To Iddee's advice, I would add:
1. With your hive tool, give a twist (near both ends of the frame) to enlarge the space between the comb you're lifting and the adjacent comb(s).
2. I usually lift my first comb with a frame-lifter tool. It fits into the space better than my fingers, gets a good hold on the frame and reduces the liklihood of its slipping.
3. Work slowly and smoothly.
Of course, there's nothing like experience.
Slow and careful is the the word. Despite all you do, accept the fact that there may be few who get killed. You'd be there all day just trying to get one hive just right and safely reconstructed if you worry over every single bee....In a hive of 30K, two or three is barely on the scale of importance, because you need to get in and out as soon as is practicle.
a mjrice snip:
Especially when moving deeps and covers.
to this I will add:
If I have bees on a cover I simply tap (bump) the cover on the ground directly in front of the hive and allow the bees to climb or fly back into the hive. <it is good habit to look prior and after the fact to make certain the queen is not on the cover or on the ground.
as a new bee keeper you should learn to 'herd' the bees with the smoker as I think Iddee has somewhat suggested above.

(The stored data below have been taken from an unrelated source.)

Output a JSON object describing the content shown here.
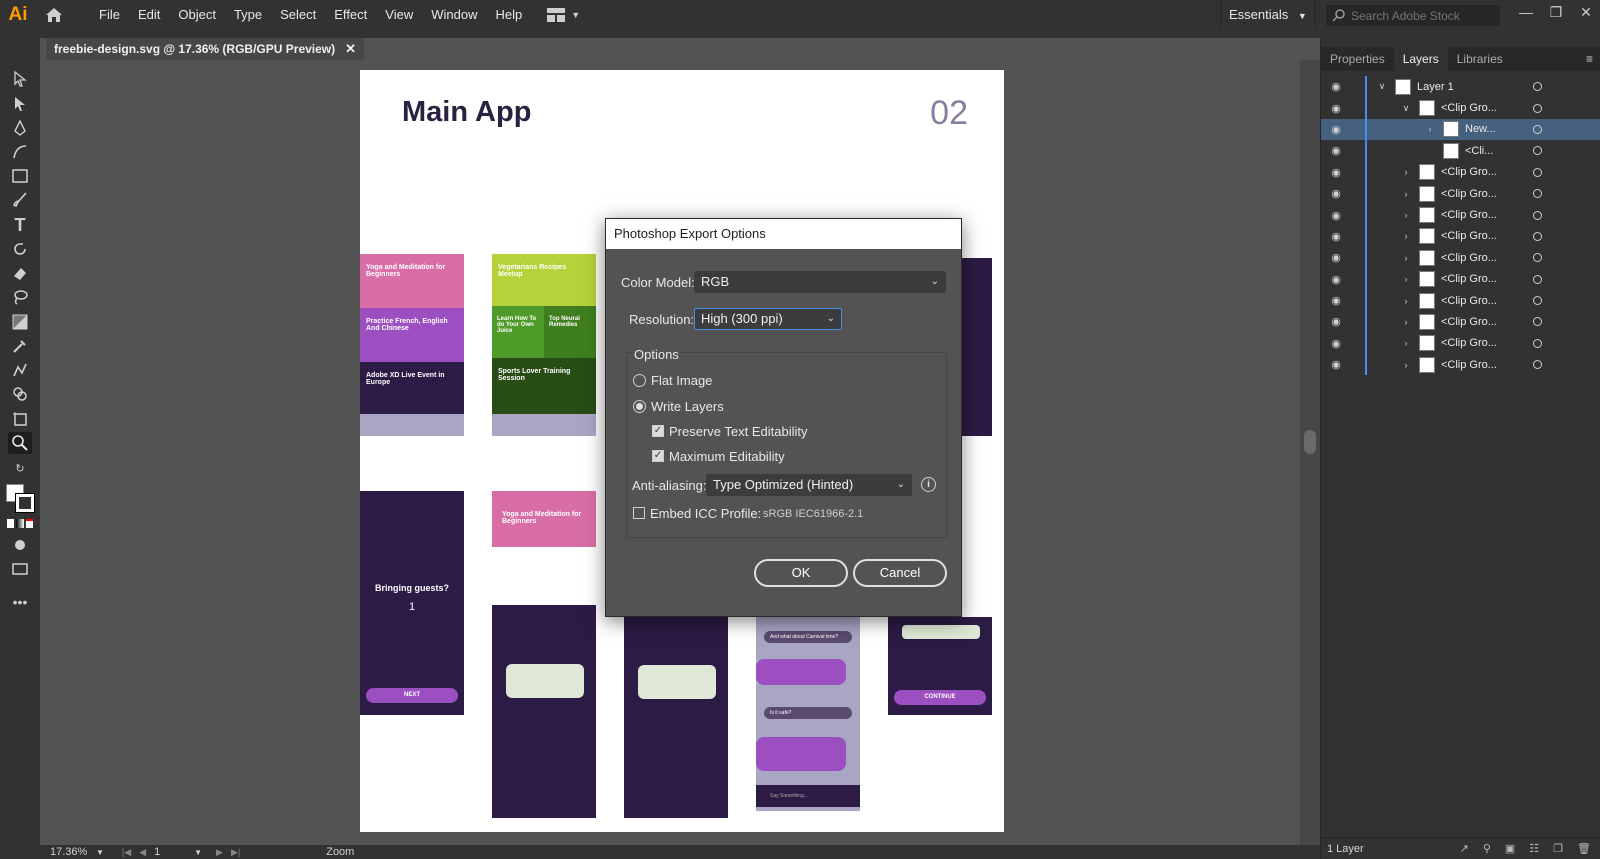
{
  "app": {
    "logo": "Ai"
  },
  "menu": {
    "items": [
      "File",
      "Edit",
      "Object",
      "Type",
      "Select",
      "Effect",
      "View",
      "Window",
      "Help"
    ]
  },
  "workspace": {
    "label": "Essentials"
  },
  "search": {
    "placeholder": "Search Adobe Stock"
  },
  "document": {
    "tab_label": "freebie-design.svg @ 17.36% (RGB/GPU Preview)"
  },
  "artboard": {
    "title": "Main App",
    "number": "02"
  },
  "mockups": {
    "card1": "Yoga and Meditation for Beginners",
    "card2": "Practice French, English And Chinese",
    "card3": "Adobe XD Live Event in Europe",
    "card4": "Vegetarians Recipes Meetup",
    "card5": "Learn How To do Your Own Juice",
    "card6": "Top Neural Remedies",
    "card7": "Sports Lover Training Session",
    "guests": "Bringing guests?",
    "guests_count": "1",
    "next": "NEXT",
    "continue": "CONTINUE",
    "yoga_detail": "Yoga and Meditation for Beginners",
    "chat1": "And what about Carnival time?",
    "chat2": "Is it safe?",
    "type_hint": "Say Something..."
  },
  "status": {
    "zoom": "17.36%",
    "artboard_num": "1",
    "tool": "Zoom"
  },
  "panel": {
    "tabs": [
      "Properties",
      "Layers",
      "Libraries"
    ],
    "layers": [
      {
        "name": "Layer 1"
      },
      {
        "name": "<Clip Gro..."
      },
      {
        "name": "New..."
      },
      {
        "name": "<Cli..."
      },
      {
        "name": "<Clip Gro..."
      },
      {
        "name": "<Clip Gro..."
      },
      {
        "name": "<Clip Gro..."
      },
      {
        "name": "<Clip Gro..."
      },
      {
        "name": "<Clip Gro..."
      },
      {
        "name": "<Clip Gro..."
      },
      {
        "name": "<Clip Gro..."
      },
      {
        "name": "<Clip Gro..."
      },
      {
        "name": "<Clip Gro..."
      },
      {
        "name": "<Clip Gro..."
      }
    ],
    "footer": "1 Layer"
  },
  "dialog": {
    "title": "Photoshop Export Options",
    "color_model_label": "Color Model:",
    "color_model_value": "RGB",
    "resolution_label": "Resolution:",
    "resolution_value": "High (300 ppi)",
    "options_label": "Options",
    "flat_image": "Flat Image",
    "write_layers": "Write Layers",
    "preserve_text": "Preserve Text Editability",
    "max_edit": "Maximum Editability",
    "antialias_label": "Anti-aliasing:",
    "antialias_value": "Type Optimized (Hinted)",
    "embed_icc": "Embed ICC Profile:",
    "icc_profile": "sRGB IEC61966-2.1",
    "ok": "OK",
    "cancel": "Cancel"
  }
}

over the long haul removing burr comb between the boxes (top bars and bottom bars) is one 'habit' that will minimize the crushing of bees.
self admitted sinner----> any 'potential' new bee keeper who has ever seen me manipulate bees has never accused me of being a gentle bee keeper.
Yep, that's when you light the smoker back up and herd them down into the box. The extra 2 or 3 minutes to light the smoker will save many bees. That's why I use a self lighting propane torch to light my smoker. It works quick.
thanks for the picture. that is how bees should look at a certain point in the season. if the top box is drawn I would think about adding another box. a new bee keeper might not get a lot of honey out of their first year's endeavor but they should try to get as much comb made or drawn as is physically possible.
getting a smoker lit and keeping it lit generally requires practice. light it every time you make an inspection and work at keeping it lit thru the entire inspection.
Bee brushes used to be a common tool that one would get in a Beginners Kit from the Supply Companies. If you had one of those, you could have brushed the bees off of the top edges of the box before putting on the inner cover. They would have found their way home.
Maintaining a lit smoker is one of those beekeeping skills that one should develope. Work on it. You will be glad you did.
Experience! I don't have a lot of time under my belt like a lot of you guys, but I have noticed for myself that working slowly and being more confident has done wonders for our bee populations. I used to feel like a serial killer every time we worked the hives!